The matter at hand is not about consciousness, but about life.
Just mentioning lunch on a Schiavo thread brings to mind what we are denying to another living thing, in this case a human being. [As well as her natural family. ]
The question was relevent. The poster who doesn't know what he/she/it ate today couldn't exist were it not for people who value life, people like those who defend this woman, and those in her family who yet care about her.
They wouldn't exist if the whole world measured life on by their own short-sighted and self-centered standards of convenience. They'd starve to death just as this woman is being starved to death, while pondering and debating if it's worth it to go milk the cows if the cows aren't fully aware of where the milk is going or why.
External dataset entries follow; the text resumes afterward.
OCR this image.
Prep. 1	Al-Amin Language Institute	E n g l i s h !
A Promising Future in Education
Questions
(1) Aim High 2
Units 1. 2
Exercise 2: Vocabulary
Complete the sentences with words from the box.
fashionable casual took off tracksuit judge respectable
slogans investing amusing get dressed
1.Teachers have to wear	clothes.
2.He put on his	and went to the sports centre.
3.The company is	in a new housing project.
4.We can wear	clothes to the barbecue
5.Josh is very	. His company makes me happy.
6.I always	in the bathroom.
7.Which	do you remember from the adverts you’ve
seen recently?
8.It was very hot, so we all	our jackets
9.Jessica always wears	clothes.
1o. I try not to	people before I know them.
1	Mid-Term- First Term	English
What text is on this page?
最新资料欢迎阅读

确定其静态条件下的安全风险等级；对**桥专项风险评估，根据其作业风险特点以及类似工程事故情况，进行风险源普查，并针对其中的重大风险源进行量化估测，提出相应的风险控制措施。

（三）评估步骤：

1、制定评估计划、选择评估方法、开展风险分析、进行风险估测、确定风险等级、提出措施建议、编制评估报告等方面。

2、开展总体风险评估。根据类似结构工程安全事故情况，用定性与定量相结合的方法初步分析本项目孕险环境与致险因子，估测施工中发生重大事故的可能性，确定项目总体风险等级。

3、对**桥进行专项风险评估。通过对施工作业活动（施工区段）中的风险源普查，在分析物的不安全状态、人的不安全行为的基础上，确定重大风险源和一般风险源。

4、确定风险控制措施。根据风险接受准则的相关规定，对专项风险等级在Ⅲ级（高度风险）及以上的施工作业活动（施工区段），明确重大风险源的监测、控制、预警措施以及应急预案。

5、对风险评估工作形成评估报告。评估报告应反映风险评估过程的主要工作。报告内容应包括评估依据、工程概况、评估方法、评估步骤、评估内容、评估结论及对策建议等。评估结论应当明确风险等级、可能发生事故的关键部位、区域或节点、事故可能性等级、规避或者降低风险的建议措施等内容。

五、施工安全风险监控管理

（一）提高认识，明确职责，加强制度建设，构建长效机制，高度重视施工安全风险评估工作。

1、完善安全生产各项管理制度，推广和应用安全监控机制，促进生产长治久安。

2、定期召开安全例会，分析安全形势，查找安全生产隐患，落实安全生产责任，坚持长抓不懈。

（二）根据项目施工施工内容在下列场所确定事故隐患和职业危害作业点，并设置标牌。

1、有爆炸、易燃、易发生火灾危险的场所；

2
Everyone -but Terri- is a consumer who ate something today which was once alive or produced by something which was alive, whether animal or vegetable, something which was recognized as life worthy of the care, labor and investment of producers. Lettuce and oysters don't have show evidence of 'consciousness' as we know it to be important to us, so why isn't a helpless person treated with at least as much concern?
Most people have a preference for green lawns, and manicured landscapes, parks, and other similar things in which we don't expect to produce something to consume, use or market- but just want to enjoy while it's here because we have come to value these things. We don't write them off as good as 'dead' and therefore worthless because they aren't 'conscious' as we define it. Just be thankful someone didn't forget to fertilize the tomato plants and feed the animals you need to eat, or some wacko death-trekkie lawyers didn't bar people from doing it.